If your end time is earlier than your start time, you’ll get an empty neutrino list: >>> get_real(mjd, mjd-1) []

You should be able to fetch this neutrino from the online GFU database: >>> neutrino = get_archive(58392, 58393)[0] >>> neutrino[‘run’] 131569 >>> neutrino[‘event’] 43188689

llama.files.i3.json.neutrino_archive_available_years()

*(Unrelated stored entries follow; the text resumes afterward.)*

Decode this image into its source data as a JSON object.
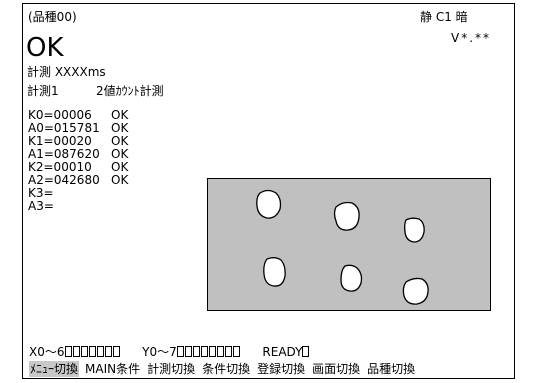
{
  "header": {
    "product": "(品種00)",
    "status": "静  C1  暗",
    "version": "V*.**"
  },
  "result": "OK",
  "measure_time": "計測 XXXXms",
  "mode": {
    "name": "計測1",
    "type": "2値ｶｳﾝﾄ計測"
  },
  "registers": [
    {
      "name": "K0=00006",
      "result": "OK"
    },
    {
      "name": "A0=015781",
      "result": "OK"
    },
    {
      "name": "K1=00020",
      "result": "OK"
    },
    {
      "name": "A1=087620",
      "result": "OK"
    },
    {
      "name": "K2=00010",
      "result": "OK"
    },
    {
      "name": "A2=042680",
      "result": "OK"
    },
    {
      "name": "K3=",
      "result": ""
    },
    {
      "name": "A3=",
      "result": ""
    }
  ],
  "io": {
    "x_label": "X0～6",
    "y_label": "Y0～7",
    "ready_label": "READY"
  },
  "menu": [
    {
      "label": "ﾒﾆｭｰ切換",
      "selected": true
    },
    {
      "label": "MAIN条件",
      "selected": false
    },
    {
      "label": "計測切換",
      "selected": false
    },
    {
      "label": "条件切換",
      "selected": false
    },
    {
      "label": "登録切換",
      "selected": false
    },
    {
      "label": "画面切換",
      "selected": false
    },
    {
      "label": "品種切換",
      "selected": false
    }
  ],
  "colors": {
    "panel": "#c0c0c0",
    "menu_selected": "#c8c8c8"
  }
}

Get a list of years for which archival GFU neutrinos are available. These files are stored remotely on LLAMA S3 (see llama.com.s3) as .npy files and are cached locally in llama.utils.OBJECT_DIR; these are private files that require LLAMA S3 credentials to access. Archival neutrino releases available via LLAMA S3 are recorded in ARCHIVAL_NEUTRINOS, and the default archival release version is contained in DEFAULT_ARCHIVE.

Examples

Confirm that we have access to archival neutrinos from 2011 through 2018:

>>> neutrino_archive_available_years()
[2011, 2012, 2013, 2014, 2015, 2016, 2017, 2018]
llama.files.i3.json.random() → x in the interval [0, 1).